Whether rock climbing, taking the field, or running the track, help your teen perform their best with nutrition that fuels.

Healthy Eating for Teen Athletes

Good nutrition is vital for any athlete. Teen athletes need energy, protein, and nutrients for athletic performance as well as growth and development. Diets lacking calories and nutrients can impact students’ ability to perform well in sports and the classroom.

Nutrient-rich foods like whole grains, fruits, vegetables, lean proteins, and dairy provide teens with the fuel they need to be their best. Milk, cheese, and yogurt contain a unique nutrient package that makes it easy to get a lot of nutrition in one serving. Milk is a leading food source of calcium, vitamin D, and potassium, nutrients teens don’t get enough of.  Dairy foods contribute high-quality protein which is important for athletes who choose a plant-based diet.
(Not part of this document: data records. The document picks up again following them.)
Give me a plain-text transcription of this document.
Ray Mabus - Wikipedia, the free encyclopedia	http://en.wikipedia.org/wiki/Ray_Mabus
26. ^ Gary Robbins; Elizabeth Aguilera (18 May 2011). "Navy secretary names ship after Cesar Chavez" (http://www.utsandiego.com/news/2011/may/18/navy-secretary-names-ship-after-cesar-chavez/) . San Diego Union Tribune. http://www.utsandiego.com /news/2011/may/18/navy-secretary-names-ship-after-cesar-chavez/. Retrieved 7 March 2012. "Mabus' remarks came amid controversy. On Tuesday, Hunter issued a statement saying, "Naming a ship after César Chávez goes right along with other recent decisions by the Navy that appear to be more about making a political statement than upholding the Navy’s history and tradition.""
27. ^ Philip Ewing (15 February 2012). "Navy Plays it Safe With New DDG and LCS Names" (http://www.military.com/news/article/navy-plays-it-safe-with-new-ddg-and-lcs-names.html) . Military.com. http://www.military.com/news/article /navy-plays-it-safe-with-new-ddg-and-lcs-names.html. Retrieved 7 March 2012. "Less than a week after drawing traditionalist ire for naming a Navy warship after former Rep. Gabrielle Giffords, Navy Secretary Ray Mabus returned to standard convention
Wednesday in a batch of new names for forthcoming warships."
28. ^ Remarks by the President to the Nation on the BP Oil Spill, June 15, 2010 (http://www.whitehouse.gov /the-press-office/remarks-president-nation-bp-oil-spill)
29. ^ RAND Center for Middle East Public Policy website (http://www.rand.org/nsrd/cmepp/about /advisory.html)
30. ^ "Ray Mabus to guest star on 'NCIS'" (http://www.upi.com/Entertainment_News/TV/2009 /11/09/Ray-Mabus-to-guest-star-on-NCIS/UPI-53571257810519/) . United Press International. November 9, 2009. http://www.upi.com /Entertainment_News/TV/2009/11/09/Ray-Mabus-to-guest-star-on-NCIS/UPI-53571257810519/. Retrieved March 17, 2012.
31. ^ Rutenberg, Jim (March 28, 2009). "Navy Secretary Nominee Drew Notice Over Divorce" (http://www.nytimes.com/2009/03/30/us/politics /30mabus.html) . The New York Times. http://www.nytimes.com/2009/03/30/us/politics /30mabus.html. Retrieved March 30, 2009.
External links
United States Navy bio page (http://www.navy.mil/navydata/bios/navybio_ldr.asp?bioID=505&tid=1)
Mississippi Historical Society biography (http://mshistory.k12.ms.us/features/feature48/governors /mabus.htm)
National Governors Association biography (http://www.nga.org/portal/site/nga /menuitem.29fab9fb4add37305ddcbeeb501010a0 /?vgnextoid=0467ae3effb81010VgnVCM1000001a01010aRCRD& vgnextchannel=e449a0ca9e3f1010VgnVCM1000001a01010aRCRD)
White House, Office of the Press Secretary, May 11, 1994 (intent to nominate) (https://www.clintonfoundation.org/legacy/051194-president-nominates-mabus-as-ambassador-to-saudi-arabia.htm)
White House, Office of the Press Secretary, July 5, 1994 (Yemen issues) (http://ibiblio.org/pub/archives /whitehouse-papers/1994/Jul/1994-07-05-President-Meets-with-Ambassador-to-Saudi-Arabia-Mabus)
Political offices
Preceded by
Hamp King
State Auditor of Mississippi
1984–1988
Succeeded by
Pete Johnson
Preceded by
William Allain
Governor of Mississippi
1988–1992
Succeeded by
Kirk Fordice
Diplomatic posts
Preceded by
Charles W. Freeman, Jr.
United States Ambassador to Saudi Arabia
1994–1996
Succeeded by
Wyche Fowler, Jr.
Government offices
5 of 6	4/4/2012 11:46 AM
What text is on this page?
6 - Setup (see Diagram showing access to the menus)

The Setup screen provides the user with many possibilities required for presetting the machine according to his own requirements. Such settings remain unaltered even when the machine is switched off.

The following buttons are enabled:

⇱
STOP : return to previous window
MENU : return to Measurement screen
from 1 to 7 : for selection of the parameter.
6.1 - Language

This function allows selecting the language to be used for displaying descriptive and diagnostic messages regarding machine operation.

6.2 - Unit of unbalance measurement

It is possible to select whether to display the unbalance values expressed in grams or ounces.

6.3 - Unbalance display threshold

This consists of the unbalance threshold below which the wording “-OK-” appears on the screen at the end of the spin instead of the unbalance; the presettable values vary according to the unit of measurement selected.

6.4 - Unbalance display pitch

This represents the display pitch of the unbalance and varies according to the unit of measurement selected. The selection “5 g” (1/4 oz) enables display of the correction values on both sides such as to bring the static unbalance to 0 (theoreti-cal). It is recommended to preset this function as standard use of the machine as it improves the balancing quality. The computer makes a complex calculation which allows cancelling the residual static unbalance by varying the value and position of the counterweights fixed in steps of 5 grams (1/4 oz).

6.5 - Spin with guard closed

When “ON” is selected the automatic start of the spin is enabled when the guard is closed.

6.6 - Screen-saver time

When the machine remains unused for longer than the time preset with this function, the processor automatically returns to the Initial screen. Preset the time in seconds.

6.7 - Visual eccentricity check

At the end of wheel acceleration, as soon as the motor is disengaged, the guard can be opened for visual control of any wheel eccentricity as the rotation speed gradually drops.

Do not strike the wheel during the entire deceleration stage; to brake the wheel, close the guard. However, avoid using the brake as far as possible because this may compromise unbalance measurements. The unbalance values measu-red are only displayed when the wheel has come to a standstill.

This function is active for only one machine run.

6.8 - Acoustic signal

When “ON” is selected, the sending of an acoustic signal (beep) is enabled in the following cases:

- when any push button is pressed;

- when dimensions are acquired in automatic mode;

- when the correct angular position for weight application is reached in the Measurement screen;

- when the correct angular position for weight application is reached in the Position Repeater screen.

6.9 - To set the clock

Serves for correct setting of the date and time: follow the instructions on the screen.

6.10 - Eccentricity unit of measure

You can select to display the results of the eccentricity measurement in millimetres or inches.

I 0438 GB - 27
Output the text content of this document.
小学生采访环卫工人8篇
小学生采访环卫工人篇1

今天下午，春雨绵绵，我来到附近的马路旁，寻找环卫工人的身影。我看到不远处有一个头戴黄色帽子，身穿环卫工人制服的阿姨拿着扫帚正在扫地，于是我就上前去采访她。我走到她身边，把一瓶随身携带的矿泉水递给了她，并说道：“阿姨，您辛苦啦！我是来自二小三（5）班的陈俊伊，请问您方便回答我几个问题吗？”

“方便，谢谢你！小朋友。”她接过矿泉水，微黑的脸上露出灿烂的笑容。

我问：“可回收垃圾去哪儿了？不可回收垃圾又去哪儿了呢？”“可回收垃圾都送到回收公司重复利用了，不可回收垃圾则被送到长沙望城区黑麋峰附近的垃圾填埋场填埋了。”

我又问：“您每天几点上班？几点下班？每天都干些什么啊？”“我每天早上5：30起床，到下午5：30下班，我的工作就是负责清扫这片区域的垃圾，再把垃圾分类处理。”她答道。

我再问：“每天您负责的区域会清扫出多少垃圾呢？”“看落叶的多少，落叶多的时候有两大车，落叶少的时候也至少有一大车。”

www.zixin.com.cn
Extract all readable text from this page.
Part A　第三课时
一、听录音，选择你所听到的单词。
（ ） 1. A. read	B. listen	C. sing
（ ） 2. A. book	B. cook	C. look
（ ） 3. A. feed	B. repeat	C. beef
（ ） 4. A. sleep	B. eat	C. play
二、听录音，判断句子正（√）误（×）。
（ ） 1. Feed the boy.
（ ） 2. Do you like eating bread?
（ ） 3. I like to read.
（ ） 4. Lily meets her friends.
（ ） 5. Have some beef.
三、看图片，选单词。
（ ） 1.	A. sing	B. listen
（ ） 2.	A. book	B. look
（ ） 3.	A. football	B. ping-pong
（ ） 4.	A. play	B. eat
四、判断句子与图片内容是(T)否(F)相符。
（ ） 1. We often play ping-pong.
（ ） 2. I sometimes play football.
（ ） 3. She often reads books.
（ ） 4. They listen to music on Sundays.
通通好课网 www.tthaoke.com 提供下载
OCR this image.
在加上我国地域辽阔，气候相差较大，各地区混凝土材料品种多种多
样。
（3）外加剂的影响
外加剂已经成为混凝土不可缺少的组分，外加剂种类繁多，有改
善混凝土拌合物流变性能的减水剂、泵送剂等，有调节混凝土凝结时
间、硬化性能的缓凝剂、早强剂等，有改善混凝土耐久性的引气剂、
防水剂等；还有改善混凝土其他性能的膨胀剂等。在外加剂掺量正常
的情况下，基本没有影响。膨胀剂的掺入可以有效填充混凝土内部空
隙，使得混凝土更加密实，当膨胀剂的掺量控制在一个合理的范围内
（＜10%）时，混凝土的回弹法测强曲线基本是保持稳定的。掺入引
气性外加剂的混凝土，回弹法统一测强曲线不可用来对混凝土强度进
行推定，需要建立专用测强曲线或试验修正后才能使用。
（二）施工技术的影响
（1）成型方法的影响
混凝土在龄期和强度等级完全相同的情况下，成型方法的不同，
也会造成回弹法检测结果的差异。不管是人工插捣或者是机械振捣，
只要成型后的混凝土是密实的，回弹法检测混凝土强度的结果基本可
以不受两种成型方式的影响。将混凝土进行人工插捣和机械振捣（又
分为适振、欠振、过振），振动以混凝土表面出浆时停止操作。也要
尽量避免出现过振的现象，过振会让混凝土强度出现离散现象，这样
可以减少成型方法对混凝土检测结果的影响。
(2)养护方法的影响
These, along with other nutrients found in milk, are key to support bone, muscle, and heart health.

Planning Meals and Snacks to Fuel Performance

It’s important for any athlete to stay hydrated, eat regularly, and choose nutrient-rich foods for meals, snacks, and recovery.  Starting with breakfast at home or at school will help teens keep their brains and bodies fueled properly.

Meals and Snacks Choose foods that provide a mix of carbohydrate to provide energy (fruits, vegetables, grains, and milk);  protein to aid muscle building and repair (lean meats, cheese, yogurt, nuts, seeds, eggs); and healthy fat to help with vitamin absorption (oils, seeds, nuts, butter). Beverage choices should be hydrating.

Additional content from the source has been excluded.